Pamiętam taką historię. Studentka z Polski zamieszkała u angielskiej rodziny, która miała krewnego o imieniu Henry. Henry często ich odwiedzał, ale nagle przestał przychodzić. Dziewczynę z Polski to zainteresowało i pewnego dnia zapytała: - Co u Henriego? Dawno go nie widziałam.
Adamsowie, tak ich nazwijmy, stanęli jak wryci. I wcale nie chodziło im o to, że Henry przebywał w więzieniu. Chodziło im o to, że dziewczyna, nazwijmy ją Anką, za bardzo się spoufaliła. W Anglii niestosownie jest bowiem wypytywać się o cokolwiek. Siostra siostry nie zapyta: "A jak tam problemy z szefem". Co jeszcze u nas jest nietaktem? Na przykład poklepywanie po ramieniu, całowanie na powitanie w policzki. My Anglicy bardzo pilnujemy, aby nie przekroczyć tzw. dystansu osobniczego, tej kilkudziesięciocentymetrowej strefy bezpieczeństwa otaczającej nasze ciała. Przy dzisiejszej emancypacji odradzam też całowanie kobiet po rękach. No i egzotyczne wydaje mi się ustępowanie miejsca starszym w autobusie. Kobieta może poczuć się urażona.

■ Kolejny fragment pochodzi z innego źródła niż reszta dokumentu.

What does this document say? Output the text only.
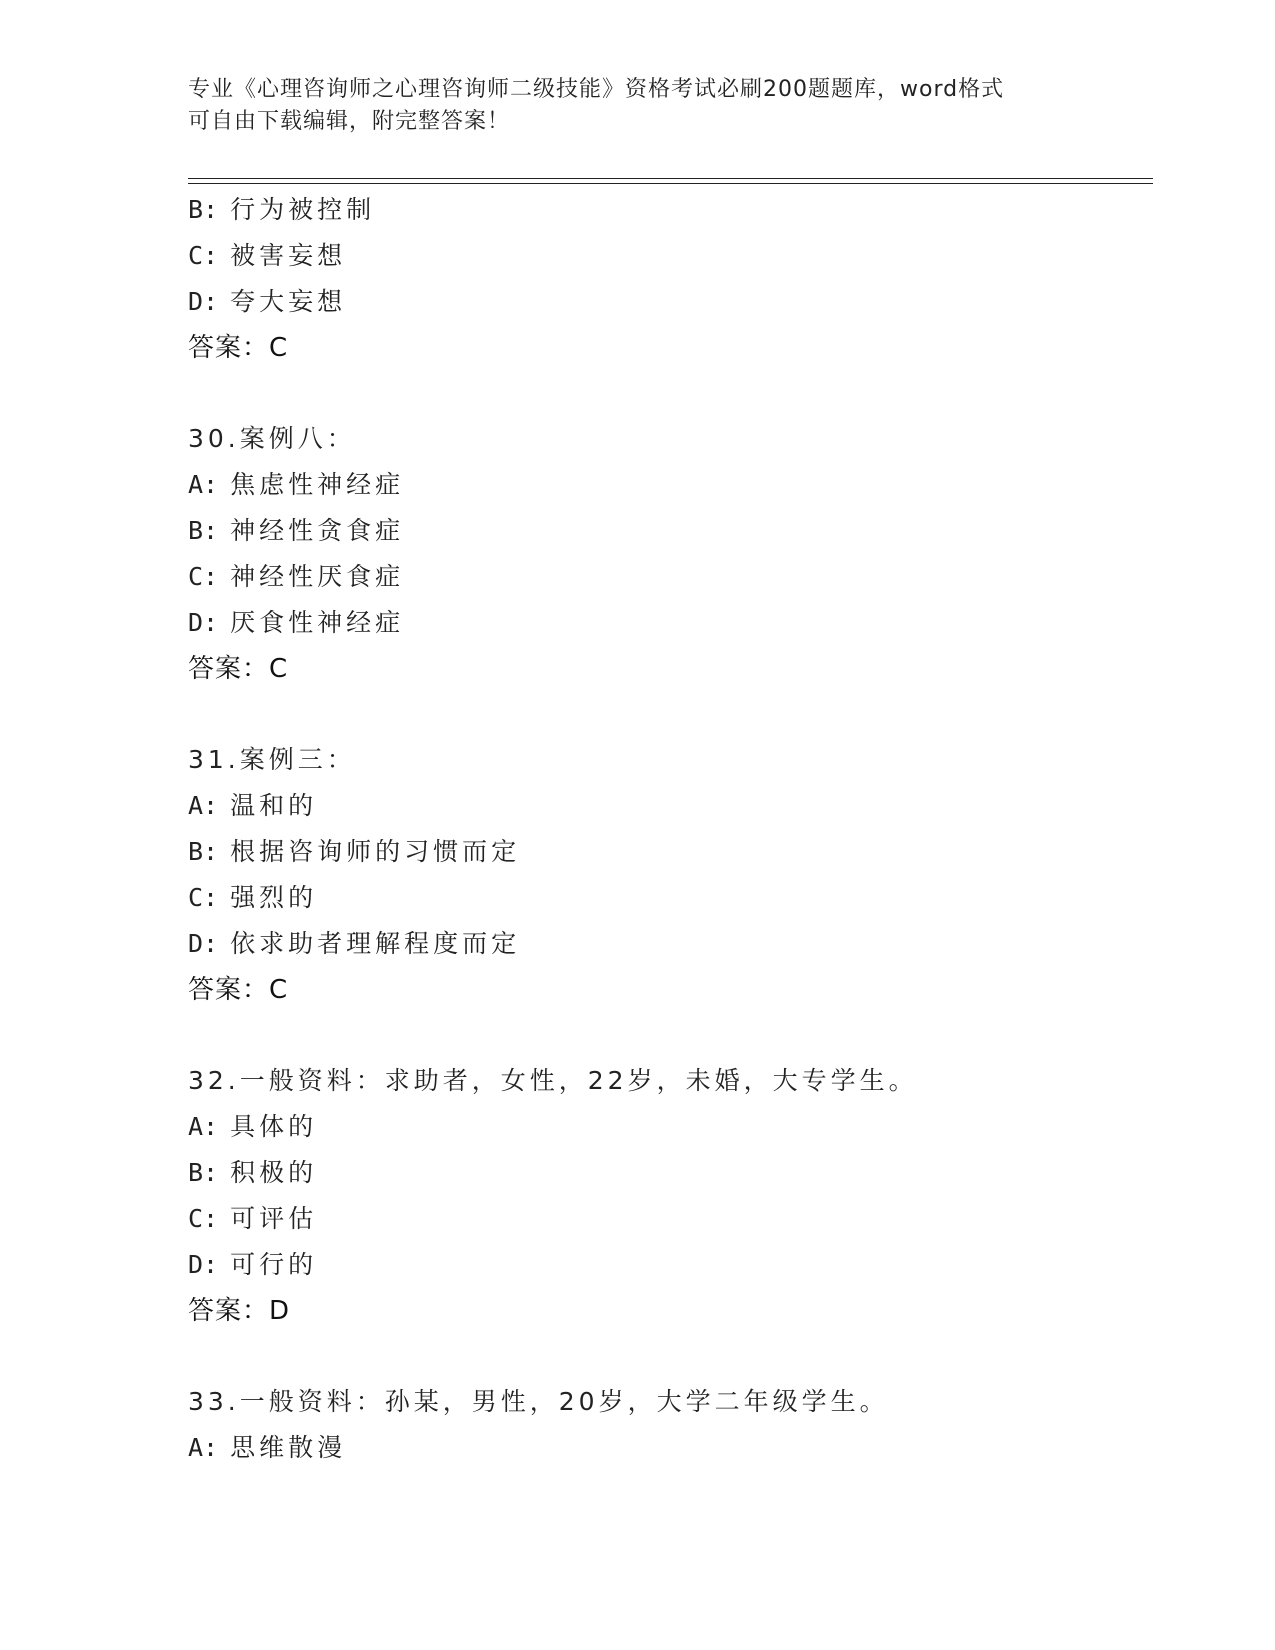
专业《心理咨询师之心理咨询师二级技能》资格考试必刷200题题库，word格式
可自由下载编辑，附完整答案！
B: 行为被控制
C: 被害妄想
D: 夸大妄想
答案：C
30.案例八：
A: 焦虑性神经症
B: 神经性贪食症
C: 神经性厌食症
D: 厌食性神经症
答案：C
31.案例三：
A: 温和的
B: 根据咨询师的习惯而定
C: 强烈的
D: 依求助者理解程度而定
答案：C
32.一般资料：求助者，女性，22岁，未婚，大专学生。
A: 具体的
B: 积极的
C: 可评估
D: 可行的
答案：D
33.一般资料：孙某，男性，20岁，大学二年级学生。
A: 思维散漫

Mówiąc o autobusach chciałabym tylko przypomnieć, że u nas wsiada się do autobusu przednim wejściem, a wysiada tylnym.
Jeszcze coś o pubach. Od wielu Polaków słyszałam, że u nas podaje się niedobre ciepłe piwo. To raczej wasze piwo jest nie za dobre, bo zimne, aż łupie w zęby. Jak będziemy już w pubie Anglii, to pamiętajmy, żeby nie wznosić toastu za zdrowie królowej piwem. To może źle się skończyć. Jeśli już chcemy to uczynić, to szlachetniejszym trunkiem. A jeśli usłyszymy "Ostatnie zamówienie, panie, panowie", to posłusznie, jak Anglicy, wyjdźmy z lokalu.
Jeszcze parę zwyczajów? Nie rozkładajmy mokrej parasolki w domu Anglika, bo na ten dom, my tak wierzymy, spadnie nieszczęście. Nie przechodźmy pod drabiną, bo w Anglii pomyślą, że brakuje nam piątej klepki. Przejście pod drabiną nie wróży dla nas niczego dobrego. I jeszcze jedno. W Anglii pijemy herbatę z mlekiem. Przygotowuje się ją w ten sposób, że najpierw do filiżanki leje się mleko.